I'd say what you want warrants another approach then directly using the nav_msgs/Path anyways...

A few points to consider:

  • In your current setup, the start and endpoint would always be at the same position. Even though this might be fine for your current use case, this limits flexibility. You'll always only be able to start at that point. What happens, if you experience something on your mission (failure, event to react to, ...) that requires you to stop following the current path, and restart later. How would you find the point to start from your full path?
  • The nav_msgs/Path consists of an array of geometry_msgs/PoseStampeds. See the (expandend) message definition:

    std_msgs/Header header
      uint32 seq
      time stamp
      string frame_id
    geometry_msgs/PoseStamped[] poses
      std_msgs/Header header
        uint32 seq
        time stamp
        string frame_id
      geometry_msgs/Pose pose
        geometry_msgs/Point position
          float64 x
          float64 y
          float64 z
        geometry_msgs/Quaternion orientation
          float64 x
          float64 y
          float64 z
          float64 w
    

    This is 7 floats, a string, a uint32 and a time object per data point. Assuming your mission isn't just a few meters, this will be a lot of data. Except for the position object (three floats), the others are (most probably) unnecessary. (Most probably, because if you want to drive using the same orientation, you'd have to store the orientation as well, obviously. I'm assuming you are not).

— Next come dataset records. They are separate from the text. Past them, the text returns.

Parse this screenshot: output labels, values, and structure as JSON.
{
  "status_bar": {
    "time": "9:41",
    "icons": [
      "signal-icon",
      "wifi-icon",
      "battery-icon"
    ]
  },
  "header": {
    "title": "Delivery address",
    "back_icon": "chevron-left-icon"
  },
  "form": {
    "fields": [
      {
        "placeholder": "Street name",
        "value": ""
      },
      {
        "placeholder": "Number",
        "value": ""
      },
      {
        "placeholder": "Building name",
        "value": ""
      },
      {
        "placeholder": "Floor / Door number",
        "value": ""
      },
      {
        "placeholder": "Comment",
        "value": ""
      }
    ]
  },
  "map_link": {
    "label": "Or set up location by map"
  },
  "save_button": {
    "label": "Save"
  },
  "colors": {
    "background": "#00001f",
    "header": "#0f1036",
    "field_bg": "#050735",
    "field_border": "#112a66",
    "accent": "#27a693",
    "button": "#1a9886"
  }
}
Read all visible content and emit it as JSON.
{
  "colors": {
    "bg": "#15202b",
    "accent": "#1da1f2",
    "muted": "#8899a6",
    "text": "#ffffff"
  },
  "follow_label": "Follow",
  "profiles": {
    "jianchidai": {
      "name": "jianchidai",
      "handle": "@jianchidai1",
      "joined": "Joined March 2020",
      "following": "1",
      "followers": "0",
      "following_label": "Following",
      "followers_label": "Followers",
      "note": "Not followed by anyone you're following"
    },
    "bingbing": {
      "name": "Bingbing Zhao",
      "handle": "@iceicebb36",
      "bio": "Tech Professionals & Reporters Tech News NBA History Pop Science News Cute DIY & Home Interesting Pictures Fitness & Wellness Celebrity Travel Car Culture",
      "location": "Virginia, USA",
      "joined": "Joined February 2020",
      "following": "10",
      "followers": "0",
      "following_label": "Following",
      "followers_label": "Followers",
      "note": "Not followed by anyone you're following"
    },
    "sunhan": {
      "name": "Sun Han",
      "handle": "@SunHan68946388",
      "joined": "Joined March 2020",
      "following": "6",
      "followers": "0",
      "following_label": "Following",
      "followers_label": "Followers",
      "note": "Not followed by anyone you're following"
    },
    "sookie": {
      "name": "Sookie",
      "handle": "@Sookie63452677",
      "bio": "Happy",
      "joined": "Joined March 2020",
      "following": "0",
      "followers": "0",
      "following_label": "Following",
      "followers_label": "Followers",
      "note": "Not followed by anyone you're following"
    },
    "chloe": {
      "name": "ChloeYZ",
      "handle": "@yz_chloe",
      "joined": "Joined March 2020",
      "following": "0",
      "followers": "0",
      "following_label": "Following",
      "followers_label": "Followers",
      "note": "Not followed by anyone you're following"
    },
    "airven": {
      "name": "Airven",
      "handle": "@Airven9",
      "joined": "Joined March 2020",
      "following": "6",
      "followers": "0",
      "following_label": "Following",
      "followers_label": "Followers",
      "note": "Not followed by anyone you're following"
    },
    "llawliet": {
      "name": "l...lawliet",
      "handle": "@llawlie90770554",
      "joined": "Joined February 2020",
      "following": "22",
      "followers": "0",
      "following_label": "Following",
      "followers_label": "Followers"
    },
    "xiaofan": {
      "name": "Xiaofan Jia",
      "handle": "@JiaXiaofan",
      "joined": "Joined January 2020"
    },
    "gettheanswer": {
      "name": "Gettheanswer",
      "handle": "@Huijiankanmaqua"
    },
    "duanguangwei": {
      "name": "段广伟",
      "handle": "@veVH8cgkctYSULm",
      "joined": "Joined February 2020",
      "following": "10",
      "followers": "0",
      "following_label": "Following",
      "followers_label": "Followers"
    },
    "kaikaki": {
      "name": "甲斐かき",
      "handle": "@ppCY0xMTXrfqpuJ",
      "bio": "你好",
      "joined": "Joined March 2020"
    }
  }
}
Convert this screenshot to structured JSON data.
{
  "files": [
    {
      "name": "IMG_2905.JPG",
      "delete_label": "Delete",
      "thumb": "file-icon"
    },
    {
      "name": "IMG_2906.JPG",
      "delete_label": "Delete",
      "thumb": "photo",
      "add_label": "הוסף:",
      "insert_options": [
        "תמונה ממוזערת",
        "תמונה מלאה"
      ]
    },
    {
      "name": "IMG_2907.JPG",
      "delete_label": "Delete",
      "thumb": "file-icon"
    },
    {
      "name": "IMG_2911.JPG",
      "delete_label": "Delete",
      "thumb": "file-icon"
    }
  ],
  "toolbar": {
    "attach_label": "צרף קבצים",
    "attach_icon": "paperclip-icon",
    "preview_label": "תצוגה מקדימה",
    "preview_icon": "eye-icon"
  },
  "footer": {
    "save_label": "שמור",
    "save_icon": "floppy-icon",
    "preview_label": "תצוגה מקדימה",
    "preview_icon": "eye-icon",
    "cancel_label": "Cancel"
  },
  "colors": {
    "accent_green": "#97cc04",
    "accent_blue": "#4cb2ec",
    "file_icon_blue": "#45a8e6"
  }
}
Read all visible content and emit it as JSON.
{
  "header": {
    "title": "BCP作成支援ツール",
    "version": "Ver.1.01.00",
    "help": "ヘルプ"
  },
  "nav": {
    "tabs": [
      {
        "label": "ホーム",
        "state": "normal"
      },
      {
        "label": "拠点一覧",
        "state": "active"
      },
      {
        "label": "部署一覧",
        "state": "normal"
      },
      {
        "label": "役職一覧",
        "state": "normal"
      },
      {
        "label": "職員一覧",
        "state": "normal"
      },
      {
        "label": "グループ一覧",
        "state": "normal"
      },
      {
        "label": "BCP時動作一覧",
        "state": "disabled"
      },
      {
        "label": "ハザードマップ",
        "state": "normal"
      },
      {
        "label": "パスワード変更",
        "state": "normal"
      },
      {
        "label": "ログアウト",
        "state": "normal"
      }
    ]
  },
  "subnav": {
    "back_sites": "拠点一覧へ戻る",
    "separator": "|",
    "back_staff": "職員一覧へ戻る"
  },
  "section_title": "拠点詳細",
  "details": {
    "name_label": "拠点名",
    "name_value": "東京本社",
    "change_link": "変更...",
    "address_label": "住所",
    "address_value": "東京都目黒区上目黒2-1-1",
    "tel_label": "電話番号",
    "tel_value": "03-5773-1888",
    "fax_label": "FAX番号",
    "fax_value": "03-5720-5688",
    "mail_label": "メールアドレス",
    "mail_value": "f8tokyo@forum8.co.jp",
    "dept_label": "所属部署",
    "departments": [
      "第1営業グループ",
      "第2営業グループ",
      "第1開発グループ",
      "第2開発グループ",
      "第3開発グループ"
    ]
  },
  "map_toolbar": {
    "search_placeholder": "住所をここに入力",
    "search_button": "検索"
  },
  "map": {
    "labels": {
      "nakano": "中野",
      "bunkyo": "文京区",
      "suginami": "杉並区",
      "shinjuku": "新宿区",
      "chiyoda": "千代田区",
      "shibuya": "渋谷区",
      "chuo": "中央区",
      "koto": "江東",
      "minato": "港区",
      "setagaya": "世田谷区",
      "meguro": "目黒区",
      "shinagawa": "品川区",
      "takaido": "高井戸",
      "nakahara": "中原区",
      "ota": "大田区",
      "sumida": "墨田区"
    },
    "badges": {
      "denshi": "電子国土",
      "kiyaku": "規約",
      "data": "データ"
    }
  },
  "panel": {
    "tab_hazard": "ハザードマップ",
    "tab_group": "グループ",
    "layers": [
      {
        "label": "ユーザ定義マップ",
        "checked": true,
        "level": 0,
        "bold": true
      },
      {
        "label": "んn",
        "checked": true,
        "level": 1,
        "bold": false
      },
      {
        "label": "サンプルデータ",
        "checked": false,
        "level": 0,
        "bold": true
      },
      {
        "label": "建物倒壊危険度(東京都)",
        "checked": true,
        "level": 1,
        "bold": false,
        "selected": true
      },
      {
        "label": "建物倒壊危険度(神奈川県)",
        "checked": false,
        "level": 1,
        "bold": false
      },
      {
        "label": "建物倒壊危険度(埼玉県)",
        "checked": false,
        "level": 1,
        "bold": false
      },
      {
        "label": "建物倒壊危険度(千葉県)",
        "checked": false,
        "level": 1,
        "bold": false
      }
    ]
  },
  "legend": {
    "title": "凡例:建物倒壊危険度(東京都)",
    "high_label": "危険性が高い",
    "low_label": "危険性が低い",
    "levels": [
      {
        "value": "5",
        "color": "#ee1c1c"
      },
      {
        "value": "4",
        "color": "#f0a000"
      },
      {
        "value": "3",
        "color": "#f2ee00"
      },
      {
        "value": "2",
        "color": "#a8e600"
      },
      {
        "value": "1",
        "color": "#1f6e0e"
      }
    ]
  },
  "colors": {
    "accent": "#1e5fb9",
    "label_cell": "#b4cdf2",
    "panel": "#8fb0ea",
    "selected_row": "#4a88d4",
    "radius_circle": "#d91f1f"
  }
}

  • The way you describe your "recording" of data, seems to be a path (actual path), where start and end points are pretty far apart. Otherwise you probably wouldn't suggest to artificially add another "end point" close to the start point. You should probably check if your end point and start point are sufficiently close to each other. Same holds for all other solutions.

Thus, back to my original suggestion: Use a geometry_msgs/Polygon (you actually don't even need the stamped version) for storing the points that you want to drive. If you care about orientation, go for geometry_msgs/PoseArray. Both of those types have an rviz plugin that you can use directly (though the pose array is shown as multiple arrows, so I'm not sure if you'd be satisfied with that).

Then implement a simple logic that creates the path from the polygon once you need to send it to the navigation. For a start, just take the polygon points in order, and you'd be right where you are now. But this could be easily extended to later start and stop anywhere "in between" by searching for the closest point on the path w.r.t. your current position and creating the new path from there.